In non-writing news, my Seabound friends (who are magically on tour this year – I haven’t seen them since 2007) are not coming to the west coast, now, until 2016. For one thing, how on earth is it 2016 next year (that’s the future), and how come things like day jobs have to get in the way of touring? I am sure Frank’s nice students in the psychology dept would understand if he missed the first two weeks of classes because he was spending quality time with his BFF, me.

Also: Terminus, the mighty, local industrial-ish/scene music festival released the first band announcement, and it’s Cocksure, which is crazy and also making me wonder if this year will be very manly (last year was very manly. Note: this is not hard to do in Industrial), but i will take this sort of manly because, RevCo. I was really, really, really hoping the aforementioned Seabound were going to be on the lineup, but I think our prairie area here counts, maybe, as west coast. We’re not east, that is a thing I know for sure.

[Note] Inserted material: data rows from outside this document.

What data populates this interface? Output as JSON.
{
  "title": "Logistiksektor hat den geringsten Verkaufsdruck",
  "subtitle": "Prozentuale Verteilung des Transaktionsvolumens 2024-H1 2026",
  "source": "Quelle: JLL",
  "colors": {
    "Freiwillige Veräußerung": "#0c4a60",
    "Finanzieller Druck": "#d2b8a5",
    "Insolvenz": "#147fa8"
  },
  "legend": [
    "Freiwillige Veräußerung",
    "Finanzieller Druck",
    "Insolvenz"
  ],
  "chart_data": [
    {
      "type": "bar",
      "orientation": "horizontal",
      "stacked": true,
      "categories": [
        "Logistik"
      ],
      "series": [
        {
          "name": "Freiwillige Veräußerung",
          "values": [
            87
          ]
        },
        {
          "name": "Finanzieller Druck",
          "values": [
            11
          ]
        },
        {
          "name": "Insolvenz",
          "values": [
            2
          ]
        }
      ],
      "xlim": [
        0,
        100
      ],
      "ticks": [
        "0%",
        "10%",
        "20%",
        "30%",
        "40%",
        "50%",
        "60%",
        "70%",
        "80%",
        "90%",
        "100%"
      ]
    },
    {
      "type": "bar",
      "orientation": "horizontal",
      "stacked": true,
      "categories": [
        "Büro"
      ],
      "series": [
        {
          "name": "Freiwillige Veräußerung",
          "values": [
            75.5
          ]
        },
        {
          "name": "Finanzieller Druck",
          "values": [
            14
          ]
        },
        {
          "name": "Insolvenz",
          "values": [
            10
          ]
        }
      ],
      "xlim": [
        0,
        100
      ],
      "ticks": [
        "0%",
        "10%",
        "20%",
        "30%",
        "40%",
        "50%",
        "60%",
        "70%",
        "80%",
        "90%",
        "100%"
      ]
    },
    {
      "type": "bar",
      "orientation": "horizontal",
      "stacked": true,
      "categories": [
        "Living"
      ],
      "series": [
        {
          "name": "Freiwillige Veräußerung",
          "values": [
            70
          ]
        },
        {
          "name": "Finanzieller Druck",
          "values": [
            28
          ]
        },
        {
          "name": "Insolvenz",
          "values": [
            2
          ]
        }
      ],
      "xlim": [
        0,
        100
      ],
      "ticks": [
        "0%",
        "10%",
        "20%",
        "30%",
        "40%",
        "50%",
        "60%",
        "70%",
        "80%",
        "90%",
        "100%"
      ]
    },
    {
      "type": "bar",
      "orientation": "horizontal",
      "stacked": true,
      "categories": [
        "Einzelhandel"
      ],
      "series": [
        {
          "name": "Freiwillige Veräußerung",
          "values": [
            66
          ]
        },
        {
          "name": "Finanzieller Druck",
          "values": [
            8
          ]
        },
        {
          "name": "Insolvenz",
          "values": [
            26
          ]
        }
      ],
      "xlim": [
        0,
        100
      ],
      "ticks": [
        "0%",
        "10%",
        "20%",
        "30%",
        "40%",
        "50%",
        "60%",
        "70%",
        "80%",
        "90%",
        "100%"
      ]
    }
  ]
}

And now, that I have covered music & writing, the only two things I really talk about here, I feel I can go to bed.

Nini.

 

 

 

 

Haven & Aiden

Sometimes you write a thing, and it amuses the living poop out of you (maybe that’s a metaphor? for something? Anyhoos…)

 

“The Crimson,” he said. “We believe in conviction. We believe that there are things greater than ourselves, and that if we are open to possibility, the impossible will welcome us.”

It sounded like cult propaganda. I tapped my teeth together. “When I was seven I believed in the power of Grayskull but it didn’t make me a Master of the Universe.”

a tale of a tree sloth.

or, how come it’s so much easier to plot someone else’s book? Emotional attachment? Lack of? Unfamiliarity with the story, so your brain doesn’t fill in the gaps, regardless of how big and chasm-y they are?

There’s a certain confidence-build in being able to see the holes in someone else’s work. Not in a bad way, but in a way of building. Make fix! That’s what I’ve learned this morning, anyway. Or perhaps this afternoon.

I’m feeling very positive, though, in the work-front (work being writing, not the laborious day job business). Which I like, very much.

Today: 778 words on The Place Where We Belong.

Total: 1840

Not much by the standards of many, but if you remember there were years when the wordcount was this much: 0, I will take 1840. And I will take it with joy, and aplomb and things that rhyme with orange. Or things that don’t, as the case may be.